UP Cabinet’s Nod To Bring Proposal In Winter Session
Lucknow: Uttar Pradesh Chief minister Mayawati stumped her rivals on Tuesday by spelling out her gameplan to carve four smaller states from the “most populous and… administratively cumbersome UP”. Her Cabinet endorsed the decision to bring out a proposal in the winter session to split the state into four parts – Purvanchal, Paschim Pradesh, Bundelkhand and Awadh Prant: a move which will diminish the political heft that the mammoth province enjoyed by virtue of being home to 80 Lok Sabha seats and render irrelevant the political adage that the road to Delhi passed through UP.
Addressing mediapersons on Tuesday, the CM slammed the NDA and UPA regimes for “neglecting the long-standing legitimate demand for splitting UP” and promised to ensure its passage during the winter session that starts on November 21.
The opposition was quick to denounce Mayawati’s move as a clever ploy to divert people’s attention from issues like crime and corruption.
UTTAR PRADESH TO LOSE ITS SWAGGER?
It used to be said that one who controls UP controls India, because the state sends 80 MPs to Parliament. This won’t be the case if UP is divided 4 ways. Maharashtra will become the biggest state with 48 MPs. But who stands to gain/lose in a 4-way split of UP?
BSP: Possibly the biggest gainer as it has influence in all 4 regions. So, from controlling 1 state (UP), it can hope to control 2, if not 3. Plus, with the division proposal, Mayawati has changed the political discourse on poll-eve and shifted focus away from her alleged misrule
Samajwadi: Won’t be unhappy. It is strong in Central UP where it can hope to be lead player and main opposition to BSP in East UP
Congress: No visible gain. Like BSP, has influence in all 4 regions, but it’s far too thin for meaningful impact
BJP: Marginalized in UP, it might feel happier as it still retains influence in West UP and has some presence in Bundelkhand Maya move a poll stunt: Mulayam
Besides the hope of changing the pre-poll narrative, Mayawati appears to have been guided by the consideration that the reorganization of Uttar Pradesh would not hurt her politically, given that BSP’s core constituency of dalits is evenly spread across the regions: an assurance that others lack.
Mayawati said BSP had always been in favour of smaller units and states and this explained the host of new districts, divisions and tehsils set up during her tenure.
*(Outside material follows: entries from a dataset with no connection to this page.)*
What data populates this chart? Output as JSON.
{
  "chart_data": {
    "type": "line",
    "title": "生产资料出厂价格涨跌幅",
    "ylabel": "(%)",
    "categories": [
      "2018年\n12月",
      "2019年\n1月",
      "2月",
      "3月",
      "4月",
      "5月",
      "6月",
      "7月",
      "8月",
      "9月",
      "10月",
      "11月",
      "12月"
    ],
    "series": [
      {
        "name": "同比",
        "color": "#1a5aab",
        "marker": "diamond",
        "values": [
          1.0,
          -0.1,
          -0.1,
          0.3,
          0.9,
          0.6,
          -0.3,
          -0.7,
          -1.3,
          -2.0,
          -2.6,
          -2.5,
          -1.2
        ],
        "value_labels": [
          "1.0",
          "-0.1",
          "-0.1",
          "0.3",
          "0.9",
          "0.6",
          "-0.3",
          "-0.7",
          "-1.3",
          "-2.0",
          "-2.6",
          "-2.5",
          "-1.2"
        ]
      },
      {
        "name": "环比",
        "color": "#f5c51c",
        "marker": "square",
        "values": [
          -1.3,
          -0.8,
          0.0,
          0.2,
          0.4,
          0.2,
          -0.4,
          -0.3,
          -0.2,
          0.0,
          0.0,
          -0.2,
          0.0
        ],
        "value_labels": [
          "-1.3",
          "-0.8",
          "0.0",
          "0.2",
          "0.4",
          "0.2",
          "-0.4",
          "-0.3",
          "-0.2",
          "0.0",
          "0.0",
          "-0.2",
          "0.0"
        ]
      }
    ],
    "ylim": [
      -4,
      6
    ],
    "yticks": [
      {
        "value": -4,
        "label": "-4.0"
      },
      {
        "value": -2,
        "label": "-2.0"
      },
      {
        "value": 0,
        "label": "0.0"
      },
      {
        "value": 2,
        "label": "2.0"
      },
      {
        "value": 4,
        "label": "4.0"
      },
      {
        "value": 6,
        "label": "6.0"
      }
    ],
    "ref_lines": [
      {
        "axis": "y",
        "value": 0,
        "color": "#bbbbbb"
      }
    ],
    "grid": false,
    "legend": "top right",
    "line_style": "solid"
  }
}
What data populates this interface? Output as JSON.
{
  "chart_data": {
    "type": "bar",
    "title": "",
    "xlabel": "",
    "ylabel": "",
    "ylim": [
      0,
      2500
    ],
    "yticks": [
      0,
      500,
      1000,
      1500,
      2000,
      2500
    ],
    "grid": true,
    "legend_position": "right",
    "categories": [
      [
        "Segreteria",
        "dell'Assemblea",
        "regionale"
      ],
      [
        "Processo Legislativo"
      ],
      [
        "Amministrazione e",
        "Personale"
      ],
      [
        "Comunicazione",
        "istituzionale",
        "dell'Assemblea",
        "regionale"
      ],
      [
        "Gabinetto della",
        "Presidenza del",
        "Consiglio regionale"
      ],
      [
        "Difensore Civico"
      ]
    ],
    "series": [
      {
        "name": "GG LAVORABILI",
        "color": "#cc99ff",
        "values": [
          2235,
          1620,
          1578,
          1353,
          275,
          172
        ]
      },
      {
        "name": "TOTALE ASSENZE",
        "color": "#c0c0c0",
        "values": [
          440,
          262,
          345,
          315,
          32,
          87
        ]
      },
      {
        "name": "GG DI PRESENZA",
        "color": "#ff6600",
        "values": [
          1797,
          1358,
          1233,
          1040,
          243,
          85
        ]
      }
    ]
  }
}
She had floated the idea just after taking over in May 2007 and had pursued it by writing to the prime minister a number of times. “The issue has been ignored consistently by the UPA government,” she said.
Blaming UP’s gigantic size and burgeoning population for slow-paced development and law and order issues, the CM revealed how she proposed to change UP’s map by carving out four states.
“This is an election stunt to befool the people of the state and also a political conspiracy,” SP chief Mulayam Singh Yadav told reporters. SP, which is the main opposition in the state assembly, will oppose such a move tooth and nail when the resolution is introduced in the House as the party is strongly opposed to creation of smaller states, he said.